Through Interior-Point Methods, the problem can be solved in O((n+m)^{2.5} \log S) time, where S is the sum of transaction sizes, or essentially O(n^5) in just n.
The simplex algorithm, while worst-case exponential in the general case but practically very fast, becomes applicable. And it is possible that for our specific problem, these exponential cases don’t exist as well.

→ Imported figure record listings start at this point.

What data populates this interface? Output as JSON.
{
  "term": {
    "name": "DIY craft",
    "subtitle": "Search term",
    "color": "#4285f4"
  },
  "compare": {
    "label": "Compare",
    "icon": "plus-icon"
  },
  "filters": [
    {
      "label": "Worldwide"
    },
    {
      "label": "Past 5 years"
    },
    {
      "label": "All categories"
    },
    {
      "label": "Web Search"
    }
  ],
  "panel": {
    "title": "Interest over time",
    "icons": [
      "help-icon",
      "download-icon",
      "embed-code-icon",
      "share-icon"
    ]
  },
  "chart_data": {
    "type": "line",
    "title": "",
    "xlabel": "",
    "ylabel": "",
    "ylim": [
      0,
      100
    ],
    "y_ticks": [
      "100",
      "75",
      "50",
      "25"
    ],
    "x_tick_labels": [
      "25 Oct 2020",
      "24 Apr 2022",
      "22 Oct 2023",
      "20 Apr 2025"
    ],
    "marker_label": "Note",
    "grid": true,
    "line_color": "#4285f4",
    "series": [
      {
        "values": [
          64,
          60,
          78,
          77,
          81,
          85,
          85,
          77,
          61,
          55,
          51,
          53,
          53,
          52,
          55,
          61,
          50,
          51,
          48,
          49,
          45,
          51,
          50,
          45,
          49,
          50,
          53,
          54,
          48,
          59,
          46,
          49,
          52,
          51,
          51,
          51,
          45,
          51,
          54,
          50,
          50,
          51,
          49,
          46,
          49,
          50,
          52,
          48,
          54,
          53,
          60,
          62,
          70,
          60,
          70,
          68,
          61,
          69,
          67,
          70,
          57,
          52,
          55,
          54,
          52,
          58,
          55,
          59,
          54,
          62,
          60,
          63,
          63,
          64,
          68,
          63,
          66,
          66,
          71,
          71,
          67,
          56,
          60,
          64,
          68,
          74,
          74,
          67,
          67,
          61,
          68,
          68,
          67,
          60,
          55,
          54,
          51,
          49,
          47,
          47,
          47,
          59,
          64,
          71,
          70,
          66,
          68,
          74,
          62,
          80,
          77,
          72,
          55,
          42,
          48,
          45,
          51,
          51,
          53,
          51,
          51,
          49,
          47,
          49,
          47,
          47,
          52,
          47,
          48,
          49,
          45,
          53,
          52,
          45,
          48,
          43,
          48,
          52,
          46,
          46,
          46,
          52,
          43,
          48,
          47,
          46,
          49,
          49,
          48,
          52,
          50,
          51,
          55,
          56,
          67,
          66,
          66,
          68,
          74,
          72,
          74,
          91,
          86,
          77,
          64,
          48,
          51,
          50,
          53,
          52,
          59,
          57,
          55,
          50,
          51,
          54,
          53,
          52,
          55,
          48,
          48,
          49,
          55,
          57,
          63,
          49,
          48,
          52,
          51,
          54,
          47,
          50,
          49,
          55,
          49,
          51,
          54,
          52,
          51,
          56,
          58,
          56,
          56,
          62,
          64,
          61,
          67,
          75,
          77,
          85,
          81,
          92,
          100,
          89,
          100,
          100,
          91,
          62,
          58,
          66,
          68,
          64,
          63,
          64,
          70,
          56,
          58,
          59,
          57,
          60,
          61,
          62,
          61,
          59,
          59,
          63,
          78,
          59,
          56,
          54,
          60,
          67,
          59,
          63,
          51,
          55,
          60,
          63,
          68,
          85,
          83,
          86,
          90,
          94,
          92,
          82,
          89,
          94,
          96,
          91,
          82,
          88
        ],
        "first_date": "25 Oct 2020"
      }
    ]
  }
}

Inspired by this last point, by observing what the simplex algorithm “steps” translate to in our problem space, in terms of sets and fees and feerates rather than matrix row-operations, removing some apparently useless transitions, and observing that it effectively finds a full linearization rather than just a single topologically-valid highest-feerate subset, we obtain the following:

Input: n transactions with fees and sizes, and m dependencies between them (as (parent, child) pairs).
Output: a list of sets (the chunks), forming a graph partition, with all the consecutive highest-feerate topologically-valid subsets of what remains after the previous ones.
Algorithm:
- For every dependency, have a boolean “active”; initially all dependencies are inactive.
  - These partition the graph into components (when two transactions are reachable from one another by travelling only over active dependencies, up or down, they are in the same component).
  - Thus, the initial state has every transaction in its own singleton component.
  - As an additional invariant, no (undirected) cycles of active dependencies are allowed, so the component’s active dependencies form a spanning tree for that component. The entire state can thus be described as an (undirected) spanning forest, which is a subgraph of the problem graph.
- Keep performing any of the following steps as long as any apply:
  - If a dependency is inactive, and is between two distinct components, and the “child” component has higher feerate than the “parent” component, make it active.
  - If a dependency is active, and making it inactive would split the component it is in in two components (due to no-cycles property, this is true for every active dependency), where the parent component has higher feerate than the child component, make it inactive.
- Finally, output all the component in decreasing feerate order.

This appears to be very fast in practice, and easy to implement. Further, it can be proven that if it terminates, the result is indeed an optimal linearization. However, we don’t have a proof it always terminates, and certainly no bound on its runtime. A lot seems to depend on the policy on how to pick which dependency to make active or inactive in every step, but this needs a lot more investigation.